Air Canada flight attendants offered hybrid pension plan

Plan for new hires will model airline’s service agents’ new pension plan
||Last Updated: 09/23/2011

Air Canada’s flight attendants will be deciding whether to implement a new hybrid pension plan for new hires when they vote on the tentative agreement reached by their union earlier this week.

The Canadian Union of Public Employees (CUPE) members will be approving the idea to place new hires on a combination of a defined benefit plan and a reduced-cost defined contribution plan, according the Globe and Mail. The newspaper reports that the flight attendants’ plan will be modeled on the pension plan outlined in the ruling by arbitrator Kevin Burkett for Air Canada’s 3,800 sales agents and customer service representatives.

In June 2011, the sales agents and customer service representatives ratified a new collective agreement, but sent the future of pension plans to the arbitrator. Burkett chose to implement the plan that was proposed by the Canadian Auto Workers (CAW), which maintains the defined-benefit pension plan for new hires, along with implementing a defined-contribution portion to their plan.

“In the event that there is disagreement as to the application” or interpretation of the CAW’s hybrid pension model, “the issue will be referred to arbitrator Burkett,” reads a copy of CUPE’s agreement, obtained by the Globe.

Similarly, RBC announced to its employees that new hires will no longer have access to the company’s defined benefit plan, according to a Globe report.
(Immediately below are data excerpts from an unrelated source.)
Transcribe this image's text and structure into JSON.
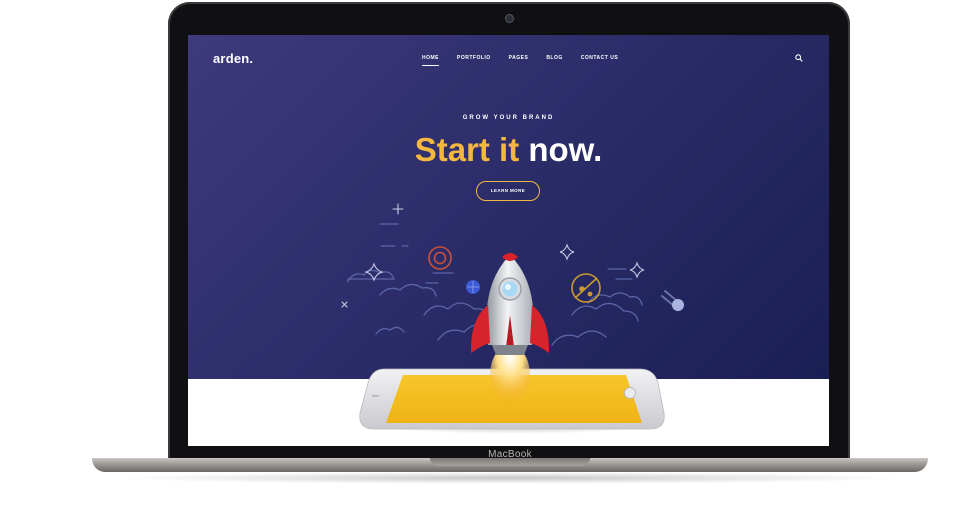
{
  "device": {
    "label": "MacBook"
  },
  "site": {
    "brand": "arden.",
    "nav": [
      "HOME",
      "PORTFOLIO",
      "PAGES",
      "BLOG",
      "CONTACT US"
    ],
    "hero": {
      "kicker": "GROW YOUR BRAND",
      "headline_accent": "Start it",
      "headline_rest": " now.",
      "cta": "LEARN MORE"
    }
  },
  "colors": {
    "hero_top": "#3f3a7a",
    "hero_bottom": "#1a1f54",
    "accent": "#f4b740",
    "rocket": "#d7232c",
    "phone_screen": "#f5bd1f"
  },
  "icons": [
    "search-icon",
    "rocket-icon",
    "target-icon",
    "planet-icon",
    "globe-icon",
    "meteor-icon",
    "sparkle-icon",
    "cloud-outline",
    "phone-device"
  ]
}
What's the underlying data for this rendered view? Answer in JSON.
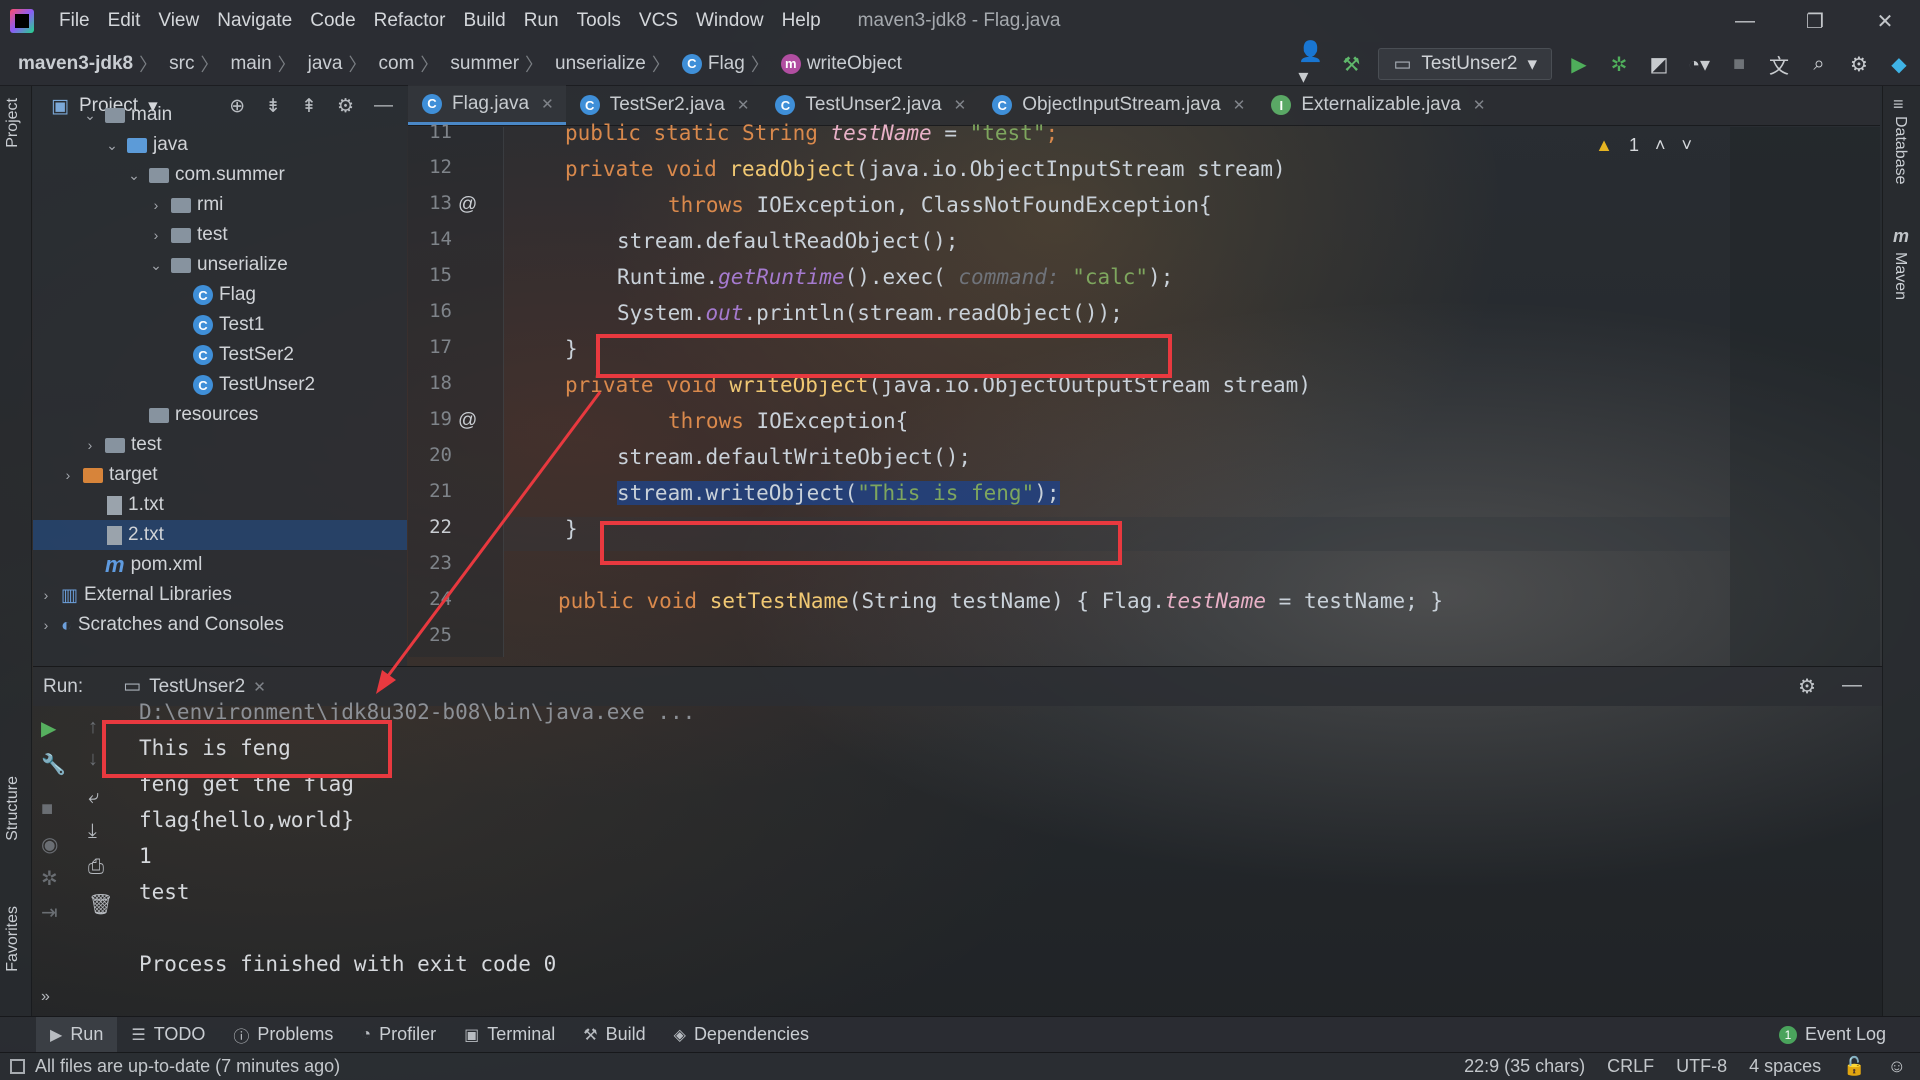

The bank’s chief human resources officer, Zabeen Hirji, sent an internal memo to employees announcing the changes, which came about after a review of the bank’s retirement program.

As of Jan. 1, 2012, the DB plan will no longer be available to new employees and current employees who are already in the DB plan can remain in it or switch to the company’s defined contribution plan.

As of July 1, 2012, the DC plan will include an automatic RBC contribution, higher matching contributions and higher annual RBC contribution limits, said Hirji.

The changes are being made to ensure more predictable pension costs in the future, according to an RBC spokesperson. “There is no cost savings for us in the near term,” she told the Globe.